**Theoritical Questions**

1. What is NumPy, and why is it widely used in Python?
NumPy is a powerful Python library for numerical computing. It provides support for large, multi-dimensional arrays and matrices, along with a collection of mathematical functions to operate on them efficiently. NumPy is widely used because of its speed, ease of use, and ability to integrate with other libraries like SciPy, pandas, and scikit-learn. It uses optimized C code under the hood, making numerical operations much faster than standard Python. NumPy is essential for data science, machine learning, and scientific computing, forming the foundation for many advanced data manipulation and analysis tasks.
2. How does broadcasting work in NumPy?
A. Broadcasting in NumPy allows operations on arrays of different shapes without explicit replication. When performing element-wise operations, NumPy compares array shapes from right to left and automatically stretches the smaller array to match the larger one, if compatible. A dimension is compatible if it is equal or one. If alignment fails, an error is raised. This mechanism simplifies code and improves performance by avoiding unnecessary data duplication. Broadcasting is especially useful in vectorized computations, such as adding a scalar to an array or combining arrays of different but compatible shapes.
3. What is a Pandas DataFrame?
A. A Pandas DataFrame is a two-dimensional, labeled data structure in Python, similar to a table or spreadsheet. It consists of rows and columns, where each column can hold data of different types (e.g., integers, floats, strings). DataFrames are part of the Pandas library, which is widely used for data manipulation, analysis, and cleaning. They offer powerful tools for indexing, filtering, grouping, and handling missing data. You can create a DataFrame from various sources like dictionaries, CSV files, or databases, making it ideal for data science and machine learning tasks.
4.  Explain the use of the groupby() method in Pandas.
A. The groupby() method in Pandas is used to group data based on one or more columns. It allows you to split a DataFrame into groups, apply a function to each group (like sum(), mean(), or custom functions), and then combine the results. This is useful for analyzing and summarizing large datasets.
5. Why is Seaborn preferred for statistical visualizations?
A. Seaborn is preferred for statistical visualizations because it builds on Matplotlib and provides a high-level, user-friendly interface for creating attractive and informative graphics. It simplifies complex plots like heatmaps, box plots, and violin plots with minimal code. Seaborn integrates well with Pandas DataFrames, making it easy to visualize relationships in datasets. It also comes with built-in themes and color palettes for aesthetically pleasing plots and supports statistical estimation, such as confidence intervals in line plots. This makes it a powerful tool for data analysis and exploration.
6. What are the differences between NumPy arrays and Python lists?
A. NumPy arrays and Python lists differ in several key ways:

Performance: NumPy arrays are faster and more memory-efficient than lists due to their fixed data type and use of optimized C-based implementations.

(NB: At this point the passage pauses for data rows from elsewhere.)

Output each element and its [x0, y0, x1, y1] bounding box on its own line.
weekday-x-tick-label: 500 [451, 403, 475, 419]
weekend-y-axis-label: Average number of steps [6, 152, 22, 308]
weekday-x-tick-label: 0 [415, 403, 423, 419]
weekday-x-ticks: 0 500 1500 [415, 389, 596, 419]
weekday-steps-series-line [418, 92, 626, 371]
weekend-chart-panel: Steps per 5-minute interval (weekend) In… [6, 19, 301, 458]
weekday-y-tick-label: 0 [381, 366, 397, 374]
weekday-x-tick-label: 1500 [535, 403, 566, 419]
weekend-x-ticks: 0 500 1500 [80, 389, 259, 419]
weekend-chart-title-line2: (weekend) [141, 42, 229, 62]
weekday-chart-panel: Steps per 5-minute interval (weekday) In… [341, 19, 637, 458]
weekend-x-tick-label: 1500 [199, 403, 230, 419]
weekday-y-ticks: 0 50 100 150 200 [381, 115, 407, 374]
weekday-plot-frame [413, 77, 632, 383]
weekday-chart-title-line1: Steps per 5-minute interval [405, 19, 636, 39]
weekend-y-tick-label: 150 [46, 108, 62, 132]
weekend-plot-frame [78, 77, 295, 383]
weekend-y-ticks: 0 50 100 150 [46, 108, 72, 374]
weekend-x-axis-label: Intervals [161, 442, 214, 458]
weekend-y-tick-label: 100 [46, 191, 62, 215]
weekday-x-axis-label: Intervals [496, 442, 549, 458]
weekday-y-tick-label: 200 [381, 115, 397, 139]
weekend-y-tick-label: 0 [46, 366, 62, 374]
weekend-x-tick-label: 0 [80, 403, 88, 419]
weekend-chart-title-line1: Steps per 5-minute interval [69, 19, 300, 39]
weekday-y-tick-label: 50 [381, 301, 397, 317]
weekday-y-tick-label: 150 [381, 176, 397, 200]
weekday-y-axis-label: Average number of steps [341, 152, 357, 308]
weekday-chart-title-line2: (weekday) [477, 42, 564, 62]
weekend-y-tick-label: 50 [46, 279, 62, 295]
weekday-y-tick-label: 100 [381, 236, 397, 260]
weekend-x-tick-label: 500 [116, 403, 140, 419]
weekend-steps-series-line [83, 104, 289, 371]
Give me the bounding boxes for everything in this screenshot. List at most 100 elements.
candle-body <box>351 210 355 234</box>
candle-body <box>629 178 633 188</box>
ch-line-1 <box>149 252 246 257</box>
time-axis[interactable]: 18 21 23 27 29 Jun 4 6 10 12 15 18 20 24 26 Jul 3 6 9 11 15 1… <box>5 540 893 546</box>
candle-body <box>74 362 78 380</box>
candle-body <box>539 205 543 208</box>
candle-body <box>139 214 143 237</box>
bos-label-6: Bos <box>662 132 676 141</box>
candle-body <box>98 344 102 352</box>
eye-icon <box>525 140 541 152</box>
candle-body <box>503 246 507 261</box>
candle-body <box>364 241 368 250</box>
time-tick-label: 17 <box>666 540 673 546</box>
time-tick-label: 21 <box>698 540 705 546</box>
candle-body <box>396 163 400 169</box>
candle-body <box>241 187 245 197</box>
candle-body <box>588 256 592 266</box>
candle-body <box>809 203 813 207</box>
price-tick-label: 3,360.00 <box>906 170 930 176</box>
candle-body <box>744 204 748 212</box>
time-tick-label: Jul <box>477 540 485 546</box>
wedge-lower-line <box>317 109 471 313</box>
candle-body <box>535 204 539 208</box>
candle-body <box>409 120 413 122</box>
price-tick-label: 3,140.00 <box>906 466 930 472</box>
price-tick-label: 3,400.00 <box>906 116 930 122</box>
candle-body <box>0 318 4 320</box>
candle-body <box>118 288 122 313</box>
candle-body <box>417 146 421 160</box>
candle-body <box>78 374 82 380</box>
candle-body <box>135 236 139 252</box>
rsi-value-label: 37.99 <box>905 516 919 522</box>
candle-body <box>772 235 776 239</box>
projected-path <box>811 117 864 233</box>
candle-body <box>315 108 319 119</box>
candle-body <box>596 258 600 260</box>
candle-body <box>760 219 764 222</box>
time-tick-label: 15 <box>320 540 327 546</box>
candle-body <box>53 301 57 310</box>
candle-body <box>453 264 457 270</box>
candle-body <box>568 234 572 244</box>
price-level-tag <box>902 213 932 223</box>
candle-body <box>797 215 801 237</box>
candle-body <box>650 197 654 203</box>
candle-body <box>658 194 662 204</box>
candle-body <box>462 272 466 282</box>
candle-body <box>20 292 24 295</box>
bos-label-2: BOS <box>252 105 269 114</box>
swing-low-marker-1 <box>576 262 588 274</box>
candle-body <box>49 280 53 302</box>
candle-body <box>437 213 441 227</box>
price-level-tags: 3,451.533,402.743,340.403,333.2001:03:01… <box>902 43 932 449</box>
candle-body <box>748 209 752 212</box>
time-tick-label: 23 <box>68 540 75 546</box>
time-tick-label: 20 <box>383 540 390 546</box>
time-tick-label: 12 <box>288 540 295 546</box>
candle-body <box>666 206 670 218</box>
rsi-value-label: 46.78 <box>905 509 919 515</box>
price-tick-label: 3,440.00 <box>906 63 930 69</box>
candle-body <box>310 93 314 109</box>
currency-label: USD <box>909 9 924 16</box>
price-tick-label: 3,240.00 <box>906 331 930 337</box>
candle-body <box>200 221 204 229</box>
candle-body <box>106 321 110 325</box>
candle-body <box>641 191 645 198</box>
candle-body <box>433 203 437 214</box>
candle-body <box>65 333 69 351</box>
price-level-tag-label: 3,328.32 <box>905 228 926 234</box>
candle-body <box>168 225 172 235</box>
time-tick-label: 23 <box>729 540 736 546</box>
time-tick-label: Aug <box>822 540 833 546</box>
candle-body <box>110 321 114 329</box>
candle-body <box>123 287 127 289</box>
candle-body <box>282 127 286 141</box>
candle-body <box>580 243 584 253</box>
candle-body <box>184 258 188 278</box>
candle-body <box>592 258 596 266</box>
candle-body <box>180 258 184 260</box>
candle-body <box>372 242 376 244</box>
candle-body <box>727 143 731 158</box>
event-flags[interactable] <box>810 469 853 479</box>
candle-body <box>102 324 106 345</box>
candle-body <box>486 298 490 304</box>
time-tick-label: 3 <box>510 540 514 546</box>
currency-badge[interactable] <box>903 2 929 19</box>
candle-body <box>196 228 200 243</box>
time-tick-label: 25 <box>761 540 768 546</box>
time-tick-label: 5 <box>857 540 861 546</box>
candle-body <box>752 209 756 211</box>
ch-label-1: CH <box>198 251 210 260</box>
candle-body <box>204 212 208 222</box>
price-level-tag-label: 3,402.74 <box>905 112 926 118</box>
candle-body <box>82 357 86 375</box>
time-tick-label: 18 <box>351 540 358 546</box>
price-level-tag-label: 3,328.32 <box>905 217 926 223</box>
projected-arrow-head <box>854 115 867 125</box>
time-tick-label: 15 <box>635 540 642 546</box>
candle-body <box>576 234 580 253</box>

Data Type: NumPy arrays hold elements of the same data type, while Python lists can store mixed types.

Functionality: NumPy provides a wide range of mathematical and statistical operations on arrays, which are not available with basic Python lists.

Multidimensional Support: NumPy arrays support multi-dimensional data natively; lists require nesting and are harder to manipulate.
7. What is a heatmap, and when should it be used?
A. A **heatmap** is a data visualization tool that uses color to represent the magnitude of values in a matrix or 2D dataset. Each cell's color intensity reflects the corresponding data value, making it easy to identify patterns, correlations, and outliers.

**When to use a heatmap:**

* To visualize correlations between variables (e.g., a correlation matrix).
* To detect trends or clusters in large datasets.
* To compare values across two categorical variables (like time vs. activity).

Heatmaps are especially useful in exploratory data analysis and statistical modeling.
8.  What does the term “vectorized operation” mean in NumPy?
A. A vectorized operation in NumPy means applying a mathematical or logical operation to an entire array or set of arrays at once, rather than processing elements one by one using loops. These operations are optimized and executed at a low level, making them significantly faster and more efficient than traditional Python loops.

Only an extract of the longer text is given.